Monday, May 19, 2008

Moving from Bar Charts to Histograms

In An Introduction to Bar Charts, we saw how bar charts could be used to display measures relating to 'discrete' variables on a chart. In this post, we'll consider how a histogram can be used to plot 'continuous' data using discrete 'bars' to represent the data frequency over a particular range of values.

example histogram from openlearn
Pulse-rates of a group of 100 students (from the OpenLearn Unit More working with charts, graphs and tables).

Read Discrete and continuous variables (from the OpenLearn unit More working with charts, graphs and tables).

What continuous and discrete variables did you identify in the final exercise?

Now read both of these OpenLearn sections on histograms: Histograms (from Working with charts, graphs and tables) and Histograms (from More working with charts, graphs and tables).

What are the defining characteristics of a histogram?
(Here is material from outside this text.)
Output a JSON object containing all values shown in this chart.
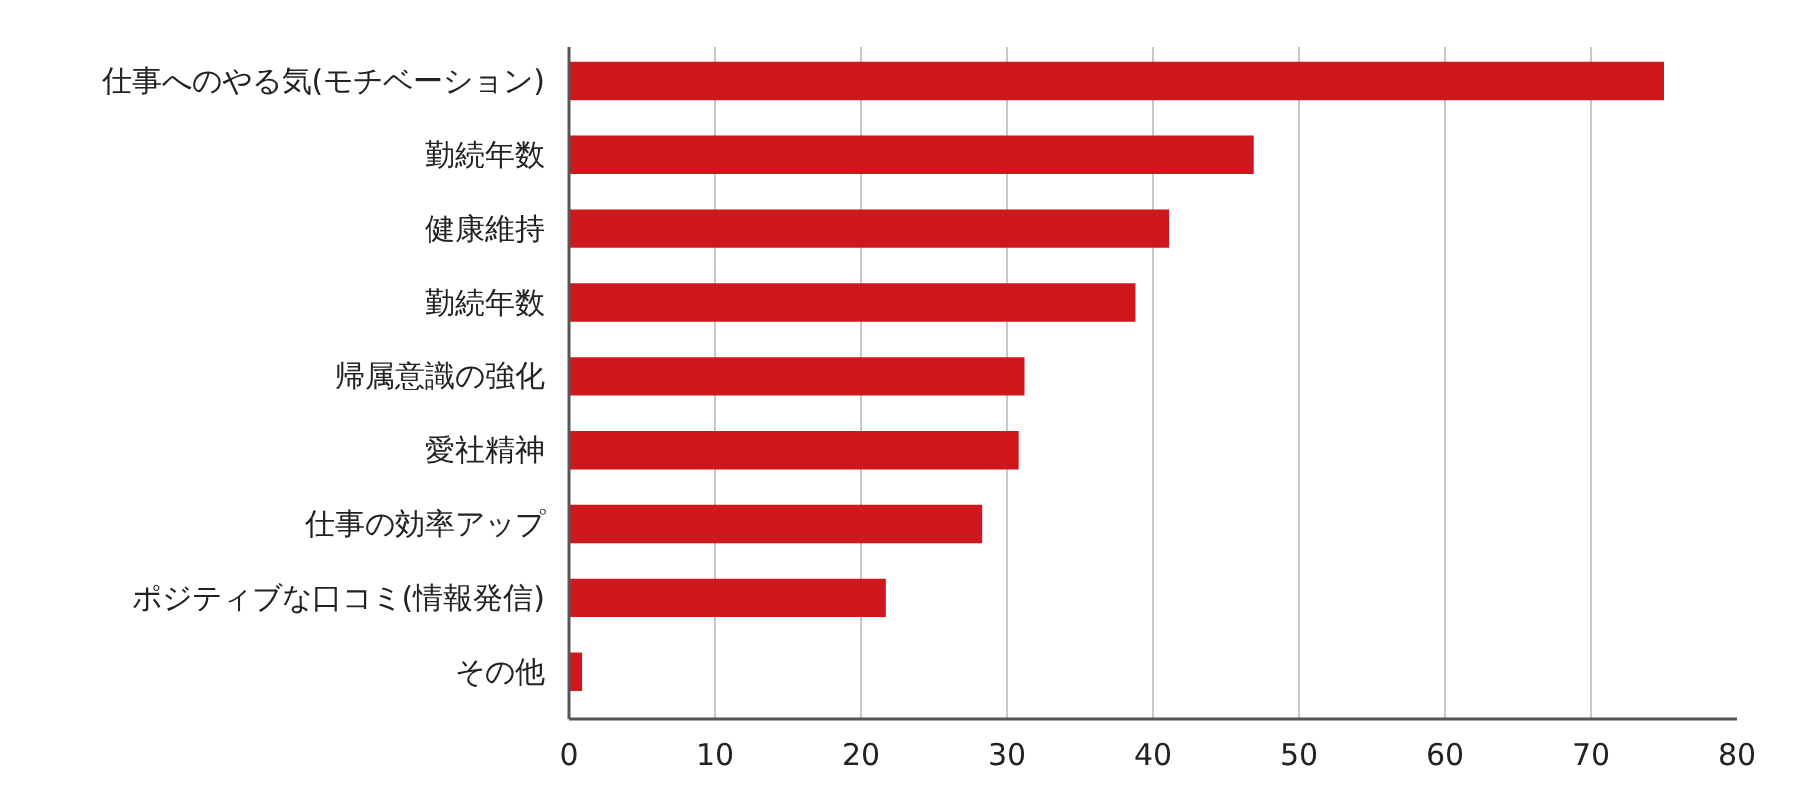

Write down at least three ways in which a histogram differs from a simple bar chart.

In a histogram, the range of values that define the samples reported by the height of each bar are often referred to as bins. One thing to check when reading a histogram is the bin size used for each of the bars. In most situations, they should all be the same width... Choosing an appropriate "bin size", or "bin width" can often influence the shape of the histogram, as described here: The Histogram (from NetMBA).

In contrast to a bar char, where each bar represents the value of a discrete variable, in a histogram, the height of each bar in a histogram actually represents a frequency count of how many times a value occurs within the bin corresponding to that bar.

A histogram thus shows the distribution of data values across a particular range. The human eye is very good at recognising different distribution pattern shapes, so a histogram is one way of detecting potential anomalies in the distribution of data.

In the next post, we will consider alternative ways of displaying continuous data.

Saturday, May 17, 2008

An Introduction to Bar Charts

In A Round Chart in a Square Hole - Stacked Bar Charts I described a particular type of bar chart known as a stacked bar chart, that may be used like a pie chart to display proportional data.

Bar charts can also be used as a far more general type of graphical display.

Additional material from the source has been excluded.